Monday, August 4, 2014

Cancer -- Everything's Gotta Eat


I've been accused of being heartless and cruel, and even rooting for people's suffering and evil, simply because of my realistic recognition that everything's gotta eat. This isn't something I came up with myself, but it's a teaching passed on to me by my dad, who got it from his dad, etc., probably. I haven't actually traced it back multiple generations. But it has nothing to do with rooting for suffering...

My dad, every time we had a complaint about something -- mice droppings in the cupboard, coons at the campsite -- would say, "Everything's gotta eat." Which, he pointed out, was something we depended on when we needed it, and therefore should appreciate. Which is true. If we want to catch a mouse in a trap we take advantage of the fact that it has to eat. And the same for coons. And fish. Imagine going to fish and not wanting fish to eat! You'd have to catch them in a net. And they'd be bone skinny, since they didn't eat.

Like I said, this is truth and it's realistic. If people suffer because something's eating them, they (we, I) need to be more accepting of how things are. If we can eat the source of the problem, or find something else to eat it, that's the same thing, but in a curative way. So we have medicine/radiation to eat it, in a sense. For some things you can get leeches, to get in there and go to town.

I've also been called fatalistic when it comes to this teaching about eating, but really I'm not. Again, it's realism, not that you have to accept it. Just like in another saying, "Eat or be eaten." If you're being eaten by something, in my opinion -- and I'm not expecting contradiction on this -- you have the prerogative and instinct to eat it back. May he with the best appetite and chompers win!

We as men have it in our arsenal to co-opt the eating talents of other agents. Like I said above, medicine, leeches. Or doctors. Doctors are just as good as leeches, if not better. Both bring their natural talents to the task, but doctors, because of their human minds and in-depth training, have additional talents. If it's a job for a leech, I'll go with a leech. If it's a job for a doctor -- and sometimes the doctor has to make this judgment for me -- I'll go with the doctor. In my experience, thinking back, I haven't used leeches as much as I might have.
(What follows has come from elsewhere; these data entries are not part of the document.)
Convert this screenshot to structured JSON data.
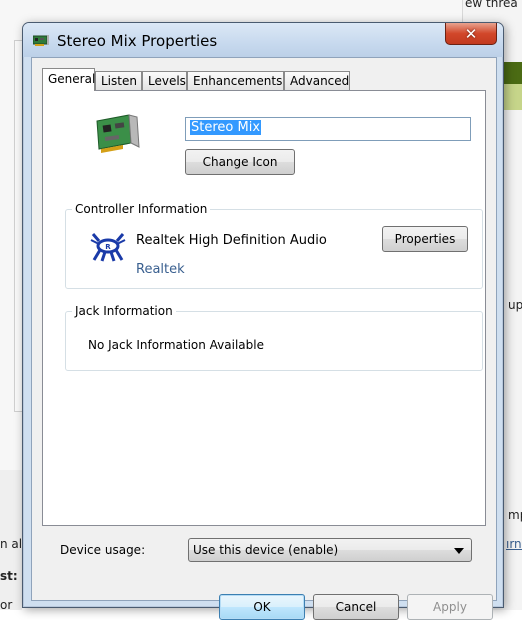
{
  "background": {
    "fragments": [
      "ew threa",
      "up",
      "mp",
      "ırne",
      "n al",
      "st:",
      "or"
    ]
  },
  "window": {
    "title": "Stereo Mix Properties",
    "close_label": "✕"
  },
  "tabs": [
    {
      "label": "General",
      "active": true
    },
    {
      "label": "Listen",
      "active": false
    },
    {
      "label": "Levels",
      "active": false
    },
    {
      "label": "Enhancements",
      "active": false
    },
    {
      "label": "Advanced",
      "active": false
    }
  ],
  "general": {
    "device_name": "Stereo Mix",
    "change_icon_label": "Change Icon",
    "controller": {
      "group_label": "Controller Information",
      "name": "Realtek High Definition Audio",
      "vendor": "Realtek",
      "properties_label": "Properties"
    },
    "jack": {
      "group_label": "Jack Information",
      "status": "No Jack Information Available"
    },
    "device_usage": {
      "label": "Device usage:",
      "selected": "Use this device (enable)"
    }
  },
  "buttons": {
    "ok": "OK",
    "cancel": "Cancel",
    "apply": "Apply"
  },
  "colors": {
    "accent_selection": "#3399ff",
    "link": "#395f8f",
    "close_red": "#c23a1f",
    "frame_blue": "#cfdff0"
  }
}
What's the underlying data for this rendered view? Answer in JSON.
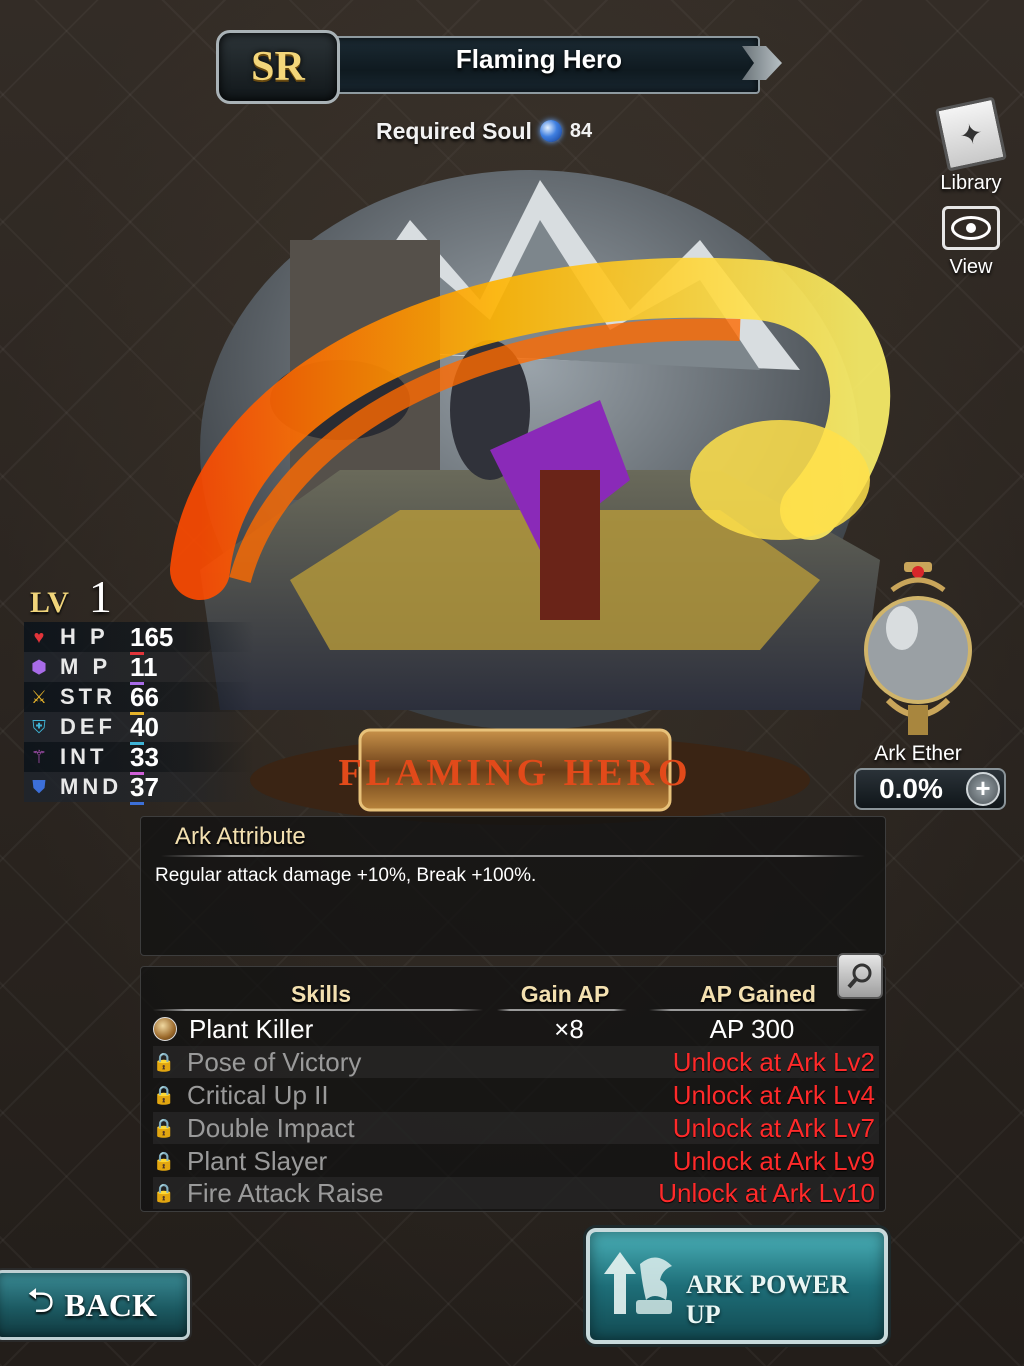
{
  "header": {
    "rarity": "SR",
    "card_name": "Flaming Hero"
  },
  "required_soul": {
    "label": "Required Soul",
    "value": "84"
  },
  "side_buttons": {
    "library_label": "Library",
    "view_label": "View"
  },
  "artwork": {
    "plaque_text": "FLAMING HERO",
    "description": "Flaming Hero diorama"
  },
  "level": {
    "label": "LV",
    "value": "1"
  },
  "stats": [
    {
      "name": "H P",
      "value": "165",
      "icon": "heart-icon"
    },
    {
      "name": "M P",
      "value": "11",
      "icon": "mp-crystal-icon"
    },
    {
      "name": "STR",
      "value": "66",
      "icon": "sword-icon"
    },
    {
      "name": "DEF",
      "value": "40",
      "icon": "shield-icon"
    },
    {
      "name": "INT",
      "value": "33",
      "icon": "staff-icon"
    },
    {
      "name": "MND",
      "value": "37",
      "icon": "mind-shield-icon"
    }
  ],
  "ark_ether": {
    "label": "Ark Ether",
    "value": "0.0%"
  },
  "ark_attribute": {
    "title": "Ark Attribute",
    "text": "Regular attack damage +10%, Break +100%."
  },
  "skills": {
    "headers": {
      "skills": "Skills",
      "gain_ap": "Gain AP",
      "ap_gained": "AP Gained"
    },
    "rows": [
      {
        "name": "Plant Killer",
        "gain": "×8",
        "ap": "AP 300",
        "locked": false
      },
      {
        "name": "Pose of Victory",
        "gain": "",
        "ap": "Unlock at Ark Lv2",
        "locked": true
      },
      {
        "name": "Critical Up II",
        "gain": "",
        "ap": "Unlock at Ark Lv4",
        "locked": true
      },
      {
        "name": "Double Impact",
        "gain": "",
        "ap": "Unlock at Ark Lv7",
        "locked": true
      },
      {
        "name": "Plant Slayer",
        "gain": "",
        "ap": "Unlock at Ark Lv9",
        "locked": true
      },
      {
        "name": "Fire Attack Raise",
        "gain": "",
        "ap": "Unlock at Ark Lv10",
        "locked": true
      }
    ]
  },
  "buttons": {
    "back": "BACK",
    "ark_power_up": "ARK POWER UP"
  },
  "colors": {
    "locked_text": "#ff2a2a",
    "accent_gold": "#f3d67a",
    "button_teal": "#1e6e78"
  }
}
OK, friends, before you criticize me for my stance on cancer, just remember, I too have suffered this scourge. Yes, I call it a scourge, since it killed my father, my mother, and other relatives, no doubt, many whom I haven't even known. It will probably get me, eventually. But if it does, I will maintain the same truth that I live by today: Everything's gotta eat. If the thing exists and perpetuates itself by eating, then to hope (or deny it) is folly.

The big difference, in our sentiments, is we don't mind doing the eating, but we don't want to be the eaten. Reminding me of the old illustration of the little fish being eaten by a bigger fish that's being eaten by yet a bigger fish being eaten, and on and on. If you're anywhere on that chain, you might not want to be eaten, but you can't deny the guy behind you his prerogative, unless you get out of the way.

When it comes to cancer, there are certain proactive things we can do, at least for a while, to keep ourselves from being eaten. Like don't smoke, don't chew, and don't go with girls who do. That might work. Everyday there's something else being brought forth as another cause of cancer. The best thing you can do, one imagines, is lock yourself in a room and do nothing. Except letting yourself out at certain times of the day to exercise and eat good meals and drink water.

Please, then, the next time you see cancer eating you or someone you know and love, remember, that's the way it is. Everything's gotta eat. If you can eat it back, by all means go for it; you have my blessing. If not, let this philosophical truth be your guiding light and, I might say, your comfort.